I have never thought of it this way before. It makes sense though. Even though I feel lonely, I am no longer restrained by what my other half might say or do if I make a decision to go somewhere or to do something. I would rather be sharing my life with my wife, but if it has to be this way, so be it.
I have never thought of it this way before. It makes sense though. Even though I feel lonely, I am no longer restrained by what my other half might say or do if I make a decision to go somewhere or to do something. I would rather be sharing my life with my wife, but if it has to be this way, so be it.
I feel similar. I would never have asked for a divorce in a million years, but since it has happened, I find that I'm not going crazy like a lot of people would. Oh sure, I've been in the dumps and felt quite low at times, but it's because of the loss of my wife and friend specifically and the loss of the life i had planned, it's not due to being alone and going stir crazy(if that makes any sense).

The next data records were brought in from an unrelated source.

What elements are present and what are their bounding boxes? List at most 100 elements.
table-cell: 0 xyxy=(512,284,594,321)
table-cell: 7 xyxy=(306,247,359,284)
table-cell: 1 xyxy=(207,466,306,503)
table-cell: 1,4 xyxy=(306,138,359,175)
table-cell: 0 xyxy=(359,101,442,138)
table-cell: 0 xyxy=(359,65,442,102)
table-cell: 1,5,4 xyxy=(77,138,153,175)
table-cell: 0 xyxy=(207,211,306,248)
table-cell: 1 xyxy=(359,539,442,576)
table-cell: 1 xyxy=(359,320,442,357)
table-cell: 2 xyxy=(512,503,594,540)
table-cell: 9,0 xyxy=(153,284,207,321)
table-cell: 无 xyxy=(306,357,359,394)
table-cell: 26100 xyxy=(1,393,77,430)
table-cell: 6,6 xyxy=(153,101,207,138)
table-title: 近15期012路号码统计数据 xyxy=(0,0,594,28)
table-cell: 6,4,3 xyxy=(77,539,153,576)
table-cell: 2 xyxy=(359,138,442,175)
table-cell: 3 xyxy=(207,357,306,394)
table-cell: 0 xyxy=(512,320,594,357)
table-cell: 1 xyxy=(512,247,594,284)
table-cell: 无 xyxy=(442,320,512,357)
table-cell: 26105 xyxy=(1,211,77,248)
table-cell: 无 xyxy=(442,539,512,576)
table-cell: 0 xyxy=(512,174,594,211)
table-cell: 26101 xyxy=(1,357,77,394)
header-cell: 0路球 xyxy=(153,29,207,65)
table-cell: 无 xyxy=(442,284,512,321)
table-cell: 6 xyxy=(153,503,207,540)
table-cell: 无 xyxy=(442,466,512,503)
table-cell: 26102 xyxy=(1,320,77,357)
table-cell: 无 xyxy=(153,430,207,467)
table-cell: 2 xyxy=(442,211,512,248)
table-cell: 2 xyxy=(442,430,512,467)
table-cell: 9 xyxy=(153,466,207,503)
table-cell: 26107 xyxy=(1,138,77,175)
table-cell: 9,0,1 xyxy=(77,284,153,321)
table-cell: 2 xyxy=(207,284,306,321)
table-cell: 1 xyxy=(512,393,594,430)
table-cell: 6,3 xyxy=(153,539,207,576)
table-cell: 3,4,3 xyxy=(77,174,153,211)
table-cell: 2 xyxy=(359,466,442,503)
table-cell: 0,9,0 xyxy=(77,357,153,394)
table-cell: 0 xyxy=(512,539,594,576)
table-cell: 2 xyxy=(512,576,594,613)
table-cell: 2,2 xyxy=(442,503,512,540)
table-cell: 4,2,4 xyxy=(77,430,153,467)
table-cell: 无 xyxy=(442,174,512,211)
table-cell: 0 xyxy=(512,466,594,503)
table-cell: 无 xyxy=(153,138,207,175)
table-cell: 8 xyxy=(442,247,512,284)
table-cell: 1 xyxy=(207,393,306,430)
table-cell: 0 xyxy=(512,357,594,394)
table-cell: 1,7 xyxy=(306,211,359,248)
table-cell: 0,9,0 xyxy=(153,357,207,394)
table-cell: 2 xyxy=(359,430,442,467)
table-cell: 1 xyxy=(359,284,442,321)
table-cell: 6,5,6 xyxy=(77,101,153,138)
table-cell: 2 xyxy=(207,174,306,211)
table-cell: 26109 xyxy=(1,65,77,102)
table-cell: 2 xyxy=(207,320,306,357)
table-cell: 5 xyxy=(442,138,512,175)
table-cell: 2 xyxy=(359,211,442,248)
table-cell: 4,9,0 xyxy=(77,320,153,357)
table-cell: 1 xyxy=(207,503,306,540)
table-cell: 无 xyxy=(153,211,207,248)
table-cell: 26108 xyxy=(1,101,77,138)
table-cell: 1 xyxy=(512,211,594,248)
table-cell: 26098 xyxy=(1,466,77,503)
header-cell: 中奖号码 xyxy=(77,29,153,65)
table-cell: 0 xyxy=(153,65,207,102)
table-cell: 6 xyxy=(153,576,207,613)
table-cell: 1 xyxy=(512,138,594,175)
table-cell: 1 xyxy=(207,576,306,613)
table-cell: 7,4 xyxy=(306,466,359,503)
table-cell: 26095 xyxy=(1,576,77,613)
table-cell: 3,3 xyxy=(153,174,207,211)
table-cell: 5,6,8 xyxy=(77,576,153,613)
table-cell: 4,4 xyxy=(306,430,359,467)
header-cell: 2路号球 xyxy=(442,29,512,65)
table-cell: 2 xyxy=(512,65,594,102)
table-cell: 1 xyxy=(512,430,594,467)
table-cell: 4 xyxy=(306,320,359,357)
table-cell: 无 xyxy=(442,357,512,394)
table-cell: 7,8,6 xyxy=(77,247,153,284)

Female companionship is great, but I find that I am functioning ok without it so far, and I'm not sure the good is worth the stress of trying to steer a relationship in the right direction.
I wish a relationship could be like relationships with my family. We have always just existed together and are happy. My brother and I are probably as close as any two people could be. We haven't had an argument in our entire adult life(oh no, maybe that;s a bad sign that something is brewing) We don't think about our relationship, there is no particular patting on the back, there are no particular emotions that we have to tip-toe around, etc, it just happens. Why can't all relationships be that way?